With RN vacancy and turnover rates hovering at a national average of 11 percent and 13 percent, respectively, acute care executives
are keenly aware of the critical necessity to retain personnel—and frequently welcome suggestions from staff. On the frontlines
of healthcare, nurses not only are valued members of patient care teams, but also have the unique ability to evaluate the
functionality of their units. Input on day-to-day operations—from floating, to safety, to interpersonal relationships—can
provide management with clues on how to promote better patient care and employee satisfaction, while increasing retention.
Read on as representatives from three hospitals offer a glimpse into strategies for improving conditions in the workplace.
Closed-unit staffing Centra Health Inc., Lynchburg, Virginia
Like so many healthcare systems, Centra Health Inc. had been dealing with substantial nurse turnover rates for years, averaging
14.3 percent at its 500-bed hospital in 2000. Relying on new graduates from its diploma and two affiliated BSN programs and
more experienced nurses from three in-house float pools to cover short-term staffing needs, the organization still did not
have the resources to fill all open vacancies. To maintain quality of care throughout the facility, supervisors juggled schedules,
pulling permanent staff from regularly assigned units to float to positions elsewhere in the hospital.
In fact, floating had become a routine element of the workday. "Every shift had a floating occurrence and nurses quickly learned
how to manipulate the schedule," says Gwen Hartzog, MSHA, RN, CCRN, director of medical/surgical and critical care nursing.
"If the patient census was low, some nurses would call in sick rather than being told to float." This absenteeism only complicated an already strained system, and was an indicator of the displeasure floating created among
nurses. When Golden H. Bethune, MSN, RN, CNAA, BC, senior vice president of patient care services, arrived at Centra Health
that year, she quickly discovered just how unhappy the RNs were about the policy. During the town-hall meetings she established,
nurses openly expressed their concerns about being pulled. "Floating to other units was the number one dissatisfaction among
nurses," states Ms. Hartzog. "They prefer to stay in one unit where they have expertise and a level of comfort."
Among the proposed solutions offered during the town-hall meetings was the idea of closed-unit staffing. This organizational
approach commits nurses to only one unit. Those professionals who wished to cross-train in another specialty could volunteer
to float at their discretion.
In theory, closed-unit staffing sounded like a logical solution. Yet, it was virtually untested in the industry, and there
were questions about its viability. "My concern was that we absolutely needed to have adequate coverage at all times," Ms.

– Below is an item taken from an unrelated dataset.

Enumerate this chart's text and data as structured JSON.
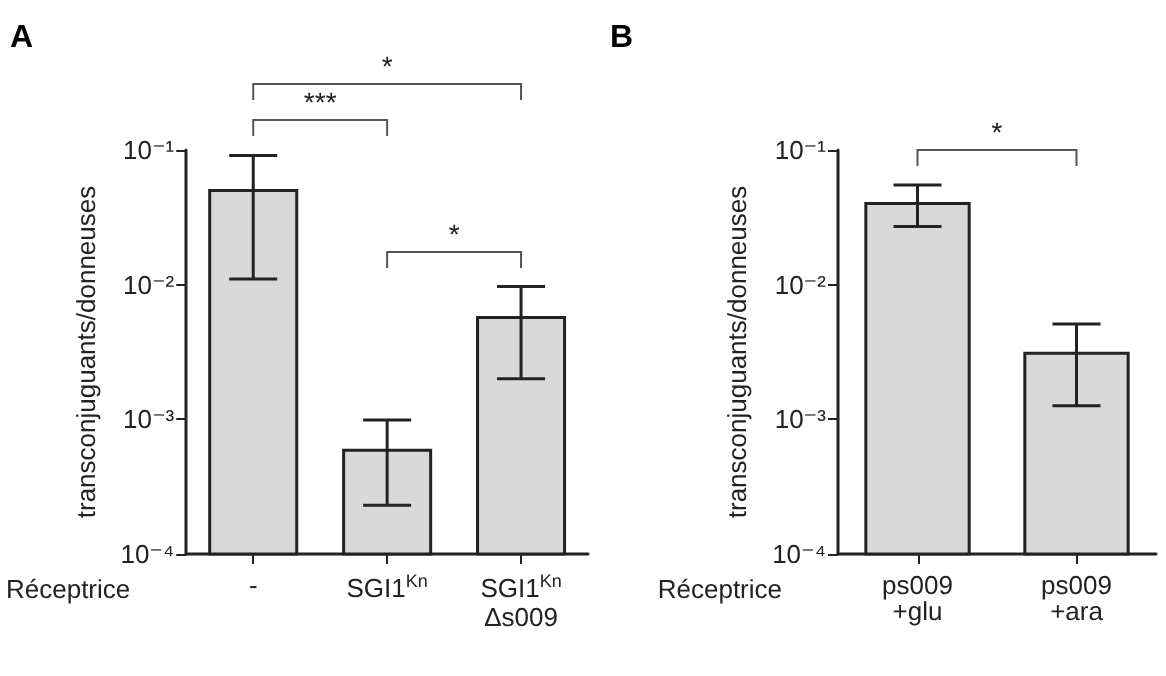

Bethune notes. "However, I recognized that there are departments in every hospital—the operating room, labor and delivery,
and recovery—that do not allow their nurses to be pulled. So I asked myself, 'If those areas could function without floating,
what is stopping the rest of the units from adopting the approach, too?' We used them as benchmarks for our program."
Making a commitment. Immediately, a task force was formed to research closed-unit staffing. The four-person committee consisted of managers from
MICU and VICU, med/surg, PACU, and pediatrics and outpatient. The group's duty was complicated by a lack of available data.
A member herself, Ms. Hartzog says, "We did a massive literature review and could only find one article that had utilized
the closed staffing model."
Despite the minimal amount of published material, the task force was able to glean a great deal of advice. Ms. Hartzog explains,
"We learned that we could not trial the process. That would send a negative message that we might go back to the way it had
been. We wanted everyone to know we were definitely making a commitment to change."